A. Pinacidil elicits an increase in adenosine triphosphate–sensitive potassium current in wild type cells exposed to cardioplegia while diazoxide does not. The y-axis represents potassium current (nA) and the x-axis represents time. Wild type myocytes were initially exposed to normal Tyrode’s solution for baseline potassium current measurement, followed by test solution, followed by reexposure to normal Tyrode’s solution. The first graph (far left) is a representative cell exposed to hyperkalemic cardioplegia (St. Thomas solution) alone during the test period. The second graph (middle) is a representative cell exposed to cardioplegia with diazoxide during the test period. The third graph (far right) is a representative cell exposed to cardioplegia with pinacidil during the test period. The addition of pinacidil to cardioplegia induced potassium current. CPG is hyperkalemic cardioplegia, DZX is diazoxide, NT is normal Tyrode’s solution, and PIN is pinacidil.

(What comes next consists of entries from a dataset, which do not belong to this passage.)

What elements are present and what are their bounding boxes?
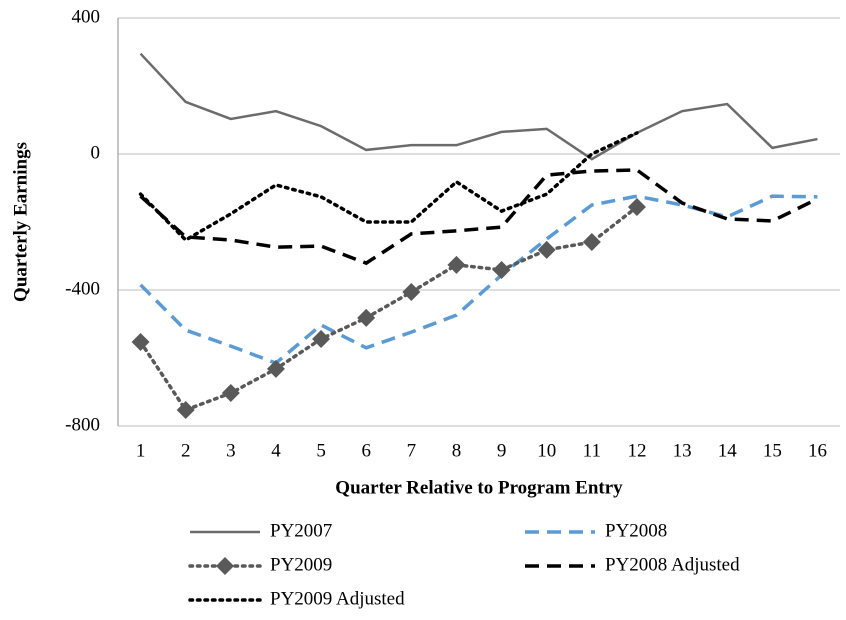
point-marker bbox=[221, 384, 240, 403]
x-tick-label: 4 bbox=[271, 440, 281, 461]
legend-label: PY2007 bbox=[270, 520, 332, 541]
x-tick-label: 11 bbox=[583, 440, 601, 461]
y-tick-label: 0 bbox=[91, 142, 101, 163]
point-marker bbox=[176, 401, 195, 420]
x-axis-label: Quarter Relative to Program Entry bbox=[335, 477, 623, 498]
x-tick-label: 6 bbox=[361, 440, 371, 461]
point-marker bbox=[627, 198, 646, 217]
x-tick-label: 9 bbox=[497, 440, 507, 461]
series-line bbox=[139, 52, 818, 161]
x-tick-label: 2 bbox=[181, 440, 191, 461]
x-tick-label: 13 bbox=[673, 440, 692, 461]
series-line bbox=[139, 168, 819, 266]
x-tick-label: 5 bbox=[316, 440, 326, 461]
point-marker bbox=[357, 308, 376, 327]
series-line bbox=[139, 194, 818, 366]
point-marker bbox=[447, 255, 466, 274]
legend-label: PY2008 bbox=[605, 520, 667, 541]
x-tick-label: 3 bbox=[226, 440, 236, 461]
point-marker bbox=[312, 329, 331, 348]
x-tick-label: 12 bbox=[627, 440, 646, 461]
legend-label: PY2008 Adjusted bbox=[605, 554, 740, 575]
x-tick-label: 8 bbox=[452, 440, 462, 461]
x-tick-label: 7 bbox=[407, 440, 417, 461]
y-tick-label: -400 bbox=[65, 278, 100, 299]
point-marker bbox=[537, 240, 556, 259]
x-tick-label: 15 bbox=[763, 440, 782, 461]
x-tick-label: 1 bbox=[136, 440, 146, 461]
point-marker bbox=[492, 260, 511, 279]
point-marker bbox=[131, 333, 150, 352]
y-tick-label: -800 bbox=[65, 414, 100, 435]
legend-label: PY2009 Adjusted bbox=[270, 588, 405, 609]
y-tick-label: 400 bbox=[72, 6, 101, 27]
legend-marker bbox=[216, 557, 234, 575]
point-marker bbox=[582, 233, 601, 252]
series-line bbox=[138, 131, 639, 243]
series-line bbox=[138, 205, 639, 413]
y-axis-label: Quarterly Earnings bbox=[10, 142, 31, 302]
x-tick-label: 14 bbox=[718, 440, 738, 461]
point-marker bbox=[402, 283, 421, 302]
point-marker bbox=[266, 359, 285, 378]
x-tick-label: 16 bbox=[808, 440, 827, 461]
legend-label: PY2009 bbox=[270, 554, 332, 575]
x-tick-label: 10 bbox=[537, 440, 556, 461]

B. Pinacidil elicits an increase in adenosine triphosphate–sensitive potassium current in wild type cells exposed to cardioplegia while diazoxide does not. Cell conductance is represented in nanoseimens/picofarads (nS/pF, y axis) and test solution on the x axis. Test solutions included: hyperkalemic cardioplegia (St. Thomas solution), cardioplegia with diazoxide, and cardioplegia with pinacidil. When correcting for cell conductance, there was a significant increase in potassium current in cells exposed to pinacidil supplemented cardioplegia (*p= 0.025 vs. CPG). CPG is cardioplegia, DZX is diazoxide, PIN is pinacidil, and N is number of myocytes.